I grew up on that black rhythm and blues.  And so that’s basically where I keep myself. Although I’ve learned to sing rock as well.  You know there’s a learning process to doing that.  The learning process in the sense that.  For example when I was with Rainbow, Richie wanted me to do more pointed tones.  Operatic almost, very operatic. You know that whole big thing.  Now I’m using more of a growly voice at times, but still clean.  And on this new Rated X cd I found a new tinder which is complimentary and works with the music.  So I grew up with country, with jazz on the guitar, and jazz singers.  So my influences were vast and wide.  So when I teach at the School of Rock or anything, I always tell the kids number one, never limit yourself to what you can do.  If you’re playing drums pick up a guitar, you never know you might be able to play it!  You know as I said I never was a singer and I found out I’m a singer and now I’m known as a singer.  Things can turn around.  So don’t limit yourself, take your influences and use them wisely.  And try to listen to all kinds of music so you’re well rounded.  And I think that’s what keeps me more than one-dimensional as a singer or a player.

CAS:  So alright, tell me about Rated X.  I’m so excited about the new band.

JLT:  So Rated X is a band that (they said) we really need to highlight your vocals.
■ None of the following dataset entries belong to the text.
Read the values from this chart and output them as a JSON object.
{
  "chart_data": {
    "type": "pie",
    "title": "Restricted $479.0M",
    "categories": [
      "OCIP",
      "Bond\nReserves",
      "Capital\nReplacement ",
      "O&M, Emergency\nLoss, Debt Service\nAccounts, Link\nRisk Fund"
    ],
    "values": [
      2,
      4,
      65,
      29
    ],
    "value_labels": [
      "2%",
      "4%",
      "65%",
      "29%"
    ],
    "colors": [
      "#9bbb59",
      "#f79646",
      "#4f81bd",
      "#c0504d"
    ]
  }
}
And I said cool, okay.  And as you know nowadays the time of selling cds is over, and the only way we can make money is to play on the road.  So I’ve been on the road a lot.  I’m fortunate that people still want to see me.  You know I’m out there in Europe mostly.  The money’s not here so I go where I’m welcomed.  I mean you’re wanted there, you go there.  So I’m on the road a lot.  I came home for a couple of weeks for some rn’r

We wanted this to be a band, not just a project for us.  We wanted a band with seasoned players, with lack of ego, lack of BS and all that.  And these are all seasoned professionals and they’re great guys. 

None of us were ever in the same room as each other, and yet it’s done like live.  And that’s the mark of proficient musicians.  Professionals.  Most of the people are in the studio a couple of months to do that, and we just did it separately and in our spare time!
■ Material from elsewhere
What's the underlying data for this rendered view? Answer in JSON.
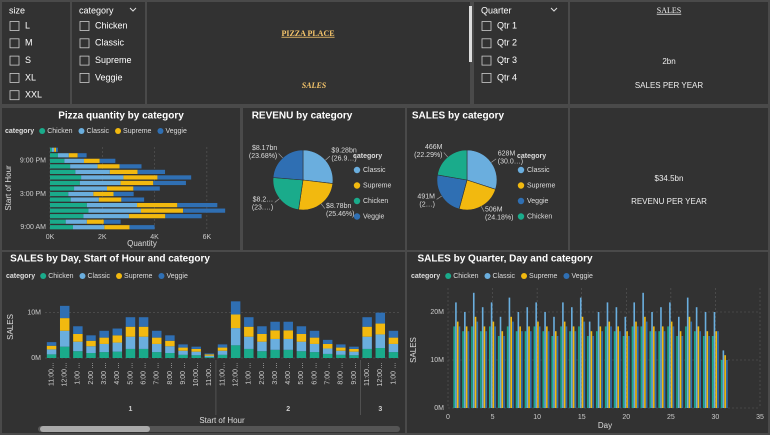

There are no production tricks on this record.  It’s all clean and live like there’s a player playing.  It’s really deep in that sense, you listen and you hear what good players there are. You really appreciate that but yet it really comes together as one unit. 

CAS:  And finally, what would you like to tell your fans out there?

JLT:  I always tell them that I love them.  For all their love and support all these years, all the faith they put into me.  My real fans never let me down.